Hoje em dia, eu felizmente sofro bem menos com isso. Por um lado, aprendi a respeitar mais as pessoas que fazem acontecer. Por outro, aprendi a respeitar também a minha tendência em deixar acontecer e a não mais vê-la como uma fraqueza, uma falha, um defeito de fabricação da minha masculinidade deficiente. Pois deixei de acreditar que exista um molde da masculinidade do qual eu me desviei, assim como não existe um molde do feminino.

Existem corpos no mundo, corpos singulares com suas possibilidades e seus limites, e esses corpos atravessam o tempo e são atravessados por ele, às vezes se combinam, às vezes se chocam, sempre se transformam. E, nesse processo incessante, nós como humanos temos a capacidade de intervir com consciência, de decidir quando e como intervir, e porquê.
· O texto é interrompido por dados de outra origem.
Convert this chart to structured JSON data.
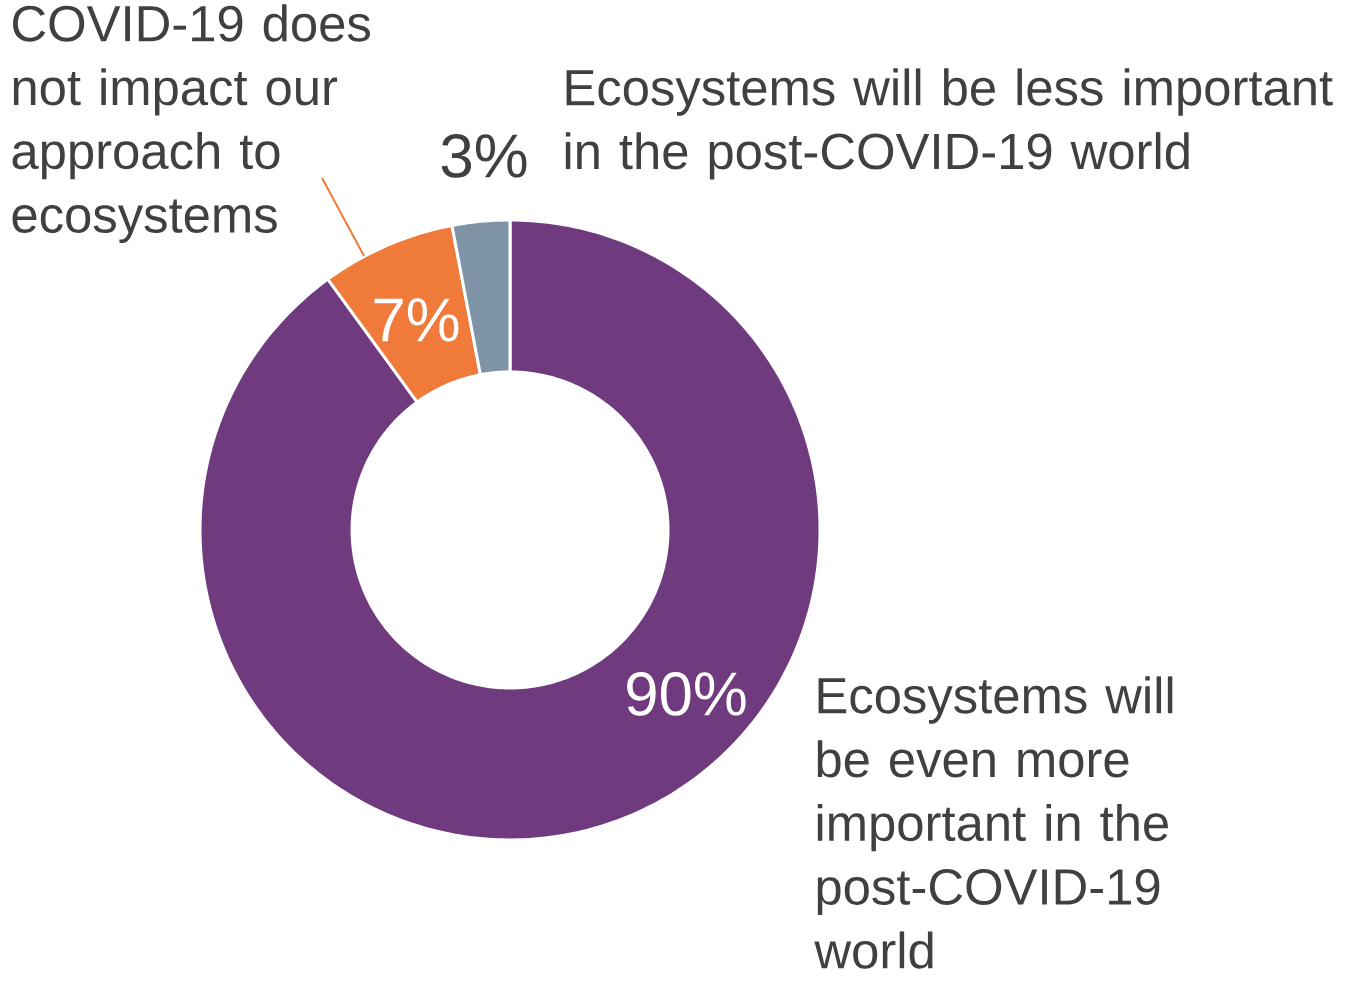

No fundo, o que me incomoda no culto indiscriminado da ação é o fato de que muitas vezes ela é mera reação. E, quando reagimos sem pensar, movidos apenas pela necessidade de fazer alguma coisa (talvez apenas para provar aos outros e a nós mesmos que não somos uns bananas e não levamos desaforo para casa), normalmente continuamos presos a uma lógica que nos é imposta de fora, perpetuando um ciclo que nos mantém no mesmo lugar. A budista Pema Chödron chama isso morder a isca.

Às vezes, a ação se impõe como necessária e urgente (e, na esfera coletiva, temos vivido tempos assim). Outras vezes, é necessário esperar que as coisas sigam o seu curso, as plantas cresçam, os frutos amadureçam, os alimentos cozinhem, o poço se encha de água, o bebê se forme no útero. O tempo tem seu tempo e, se a gente se permitir resistir ao impulso de agir e parar para simplesmente observar o que nos cerca, poderá perceber o quanto pode ser gostoso sentir a sua mão nos modelando.

PS –  A trilha sonora de hoje traz as duas músicas que inspiraram esse texto: “Deixe”, com Almerio e Martins, e uma gravação do Zé Ramalho de “Pra não dizer que não falei das flores”. E de brinde incluí também “Timoneiro”, com o maravilhoso Paulinho da Viola.

 

 

 

Uma resposta

  1. Embora atrelem o “pragmatismo” como um viés da virilidade, eu diria que esteja mais para a personalidade, tanto que há “Matriarcas” com feminilidade e, “tudo bem” haver ou ter havido mulheres assim! E quando a gente “se antecipa” a um momento “futuro” se evita desgastes, muitas vezes: vindo de família numerosa, sempre quis buscar “meu cantinho” e que bom eu ter pensado assim! Hoje, posso assistir decisões tomadas pela minha irmandade sobre o imóvel de herança Sem me desgastar, até porque serão meus herdeiros no futuro!!! E o tempo, eu diria ser o chamado “fiel da balança”, trazendo a compreensão que podemos conviver com pessoas por longas décadas mas afirmar conhecê-las, nem sempre poderemos afirmar que as conhecemos “plenamente”!!!